Una volta misurato il benessere organizzativo, è possibile intervenire in modo mirato nei modi più svariati a seconda delle dimensioni, del settore e dei problemi evidenziati. Gli interventi possono andare da semplici informative (quali newsletter periodiche e ben congegnate verso i propri dipendenti) atte a normalizzare il benessere psicologico in azienda, così come benefit ben studiati nell’ottica di una efficace politica di welfare aziendale fino alla messa a disposizione di veri e propri supporti psicologici interni o esterni al luogo di lavoro. 

Per divenire imprese virtuose nella tutela del benessere psicologico in azienda è necessario che questo venga integrato nel proprio assetto organizzativo. Alcune pratiche che potrebbero essere seguite sono: concedere flessibilità (nei luoghi e negli orari di lavoro), curare l’ambiente dove si lavora affinché sia disteso e stimoli creatività e produttività, favorire l’integrazione e l’accettazione delle diversità, formare e stimolare il team a formarsi nelle hard e soft skills, valorizzare i risultati ottenuti. Non è un caso che moltissime grandi corporate, come ad esempio Google, investano ingenti risorse in programmi di welfare aziendale e wellness, ad esempio garantendo servizi utili ai dipendenti on-site, come dottori, palestre, barbieri e molto altro.

Quali saranno i trend futuri in ambito benessere sul lavoro?

Non è mai facile fare previsioni, ma è ragionevole pensare che il benessere psicologico in azienda sarà un elemento fondamentale nelle aziende del domani.
Lo dimostrano le nuove job positions come Chief Mental Health Officer o Chief Happiness Officer
Un ruolo importante sarà dato anche dalle tecnologie emergenti: sensori indossabili sempre meno ingombranti, intelligenza artificiale (generativa e non), realtà aumentata, virtuale e mista . Ciascuna di queste tecnologie può contribuire significativamente ad aiutare i lavoratori nella gestione del proprio benessere psicologico: ad esempio, i sensori indossabili insieme ad algoritmi di intelligenza artificiale possono rilevare precocemente stati di malessere o pattern nascosti ed intervenire per tempo al fine di prevenire danni come il burnout. Realtà aumentata, virtuale e mista vengono già oggi adottate per elevare ad un nuovo livello la formazione professionale, rendendola più coinvolgente e sicura. 

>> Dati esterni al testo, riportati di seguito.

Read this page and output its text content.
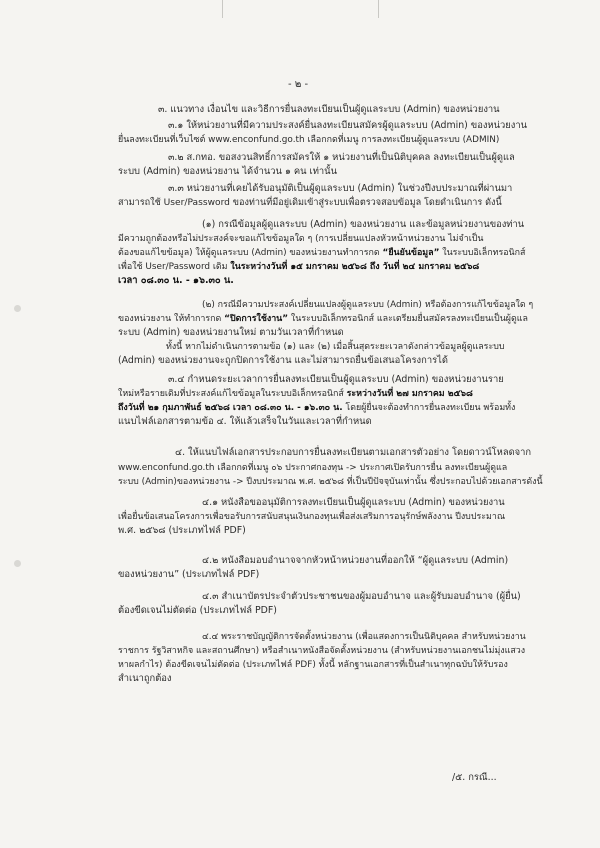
- ๒ -

๓. แนวทาง เงื่อนไข และวิธีการยื่นลงทะเบียนเป็นผู้ดูแลระบบ (Admin) ของหน่วยงาน

๓.๑ ให้หน่วยงานที่มีความประสงค์ยื่นลงทะเบียนสมัครผู้ดูแลระบบ (Admin) ของหน่วยงาน

ยื่นลงทะเบียนที่เว็บไซต์ www.enconfund.go.th เลือกกดที่เมนู การลงทะเบียนผู้ดูแลระบบ (ADMIN)

๓.๒ ส.กทอ. ขอสงวนสิทธิ์การสมัครให้ ๑ หน่วยงานที่เป็นนิติบุคคล ลงทะเบียนเป็นผู้ดูแล

ระบบ (Admin) ของหน่วยงาน ได้จำนวน ๑ คน เท่านั้น

๓.๓ หน่วยงานที่เคยได้รับอนุมัติเป็นผู้ดูแลระบบ (Admin) ในช่วงปีงบประมาณที่ผ่านมา

สามารถใช้ User/Password ของท่านที่มีอยู่เดิมเข้าสู่ระบบเพื่อตรวจสอบข้อมูล โดยดำเนินการ ดังนี้

(๑) กรณีข้อมูลผู้ดูแลระบบ (Admin) ของหน่วยงาน และข้อมูลหน่วยงานของท่าน

มีความถูกต้องหรือไม่ประสงค์จะขอแก้ไขข้อมูลใด ๆ (การเปลี่ยนแปลงหัวหน้าหน่วยงาน ไม่จำเป็น

ต้องขอแก้ไขข้อมูล) ให้ผู้ดูแลระบบ (Admin) ของหน่วยงานทำการกด “ยืนยันข้อมูล” ในระบบอิเล็กทรอนิกส์

เพื่อใช้ User/Password เดิม ในระหว่างวันที่ ๑๕ มกราคม ๒๕๖๘ ถึง วันที่ ๒๔ มกราคม ๒๕๖๘

เวลา ๐๘.๓๐ น. - ๑๖.๓๐ น.

(๒) กรณีมีความประสงค์เปลี่ยนแปลงผู้ดูแลระบบ (Admin) หรือต้องการแก้ไขข้อมูลใด ๆ

ของหน่วยงาน ให้ทำการกด “ปิดการใช้งาน” ในระบบอิเล็กทรอนิกส์ และเตรียมยื่นสมัครลงทะเบียนเป็นผู้ดูแล

ระบบ (Admin) ของหน่วยงานใหม่ ตามวันเวลาที่กำหนด

ทั้งนี้ หากไม่ดำเนินการตามข้อ (๑) และ (๒) เมื่อสิ้นสุดระยะเวลาดังกล่าวข้อมูลผู้ดูแลระบบ

(Admin) ของหน่วยงานจะถูกปิดการใช้งาน และไม่สามารถยื่นข้อเสนอโครงการได้

๓.๔ กำหนดระยะเวลาการยื่นลงทะเบียนเป็นผู้ดูแลระบบ (Admin) ของหน่วยงานราย

ใหม่หรือรายเดิมที่ประสงค์แก้ไขข้อมูลในระบบอิเล็กทรอนิกส์ ระหว่างวันที่ ๒๗ มกราคม ๒๕๖๘

ถึงวันที่ ๒๑ กุมภาพันธ์ ๒๕๖๘ เวลา ๐๘.๓๐ น. - ๑๖.๓๐ น. โดยผู้ยื่นจะต้องทำการยื่นลงทะเบียน พร้อมทั้ง

แนบไฟล์เอกสารตามข้อ ๔. ให้แล้วเสร็จในวันและเวลาที่กำหนด

๔. ให้แนบไฟล์เอกสารประกอบการยื่นลงทะเบียนตามเอกสารตัวอย่าง โดยดาวน์โหลดจาก

www.enconfund.go.th เลือกกดที่เมนู ๐๖ ประกาศกองทุน -> ประกาศเปิดรับการยื่น ลงทะเบียนผู้ดูแล

ระบบ (Admin)ของหน่วยงาน -> ปีงบประมาณ พ.ศ. ๒๕๖๘ ที่เป็นปีปัจจุบันเท่านั้น ซึ่งประกอบไปด้วยเอกสารดังนี้

๔.๑ หนังสือขออนุมัติการลงทะเบียนเป็นผู้ดูแลระบบ (Admin) ของหน่วยงาน

เพื่อยื่นข้อเสนอโครงการเพื่อขอรับการสนับสนุนเงินกองทุนเพื่อส่งเสริมการอนุรักษ์พลังงาน ปีงบประมาณ

พ.ศ. ๒๕๖๘ (ประเภทไฟล์ PDF)

๔.๒ หนังสือมอบอำนาจจากหัวหน้าหน่วยงานที่ออกให้ “ผู้ดูแลระบบ (Admin)

ของหน่วยงาน” (ประเภทไฟล์ PDF)

๔.๓ สำเนาบัตรประจำตัวประชาชนของผู้มอบอำนาจ และผู้รับมอบอำนาจ (ผู้ยื่น)

ต้องขีดเจนไม่ตัดต่อ (ประเภทไฟล์ PDF)

๔.๔ พระราชบัญญัติการจัดตั้งหน่วยงาน (เพื่อแสดงการเป็นนิติบุคคล สำหรับหน่วยงาน

ราชการ รัฐวิสาหกิจ และสถานศึกษา) หรือสำเนาหนังสือจัดตั้งหน่วยงาน (สำหรับหน่วยงานเอกชนไม่มุ่งแสวง

หาผลกำไร) ต้องขีดเจนไม่ตัดต่อ (ประเภทไฟล์ PDF) ทั้งนี้ หลักฐานเอกสารที่เป็นสำเนาทุกฉบับให้รับรอง

สำเนาถูกต้อง

/๕. กรณี...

Per concludere, il benessere aziendale non è più un plus, ma per alcuni aspetti legge, per molti altri imprescindibile necessità se si vuole trattenere o attrarre risorse di qualità per la crescita dell’impresa. Nel futuro saranno sempre più comuni prodotti e servizi efficaci che aiutino i dirigenti e preposti ad individuare, misurare e intervenire sulle insidie al benessere psicologico nella propria organizzazione.
Un business sostenibile sarà anche un’azienda che incorpora il benessere psicologico nel suo assetto organizzativo. Perché le aziende sono prima di tutto fatte di persone e le persone, ormai, pretendono prima di tutto salute non solo fisica, ma anche mentale e sociale.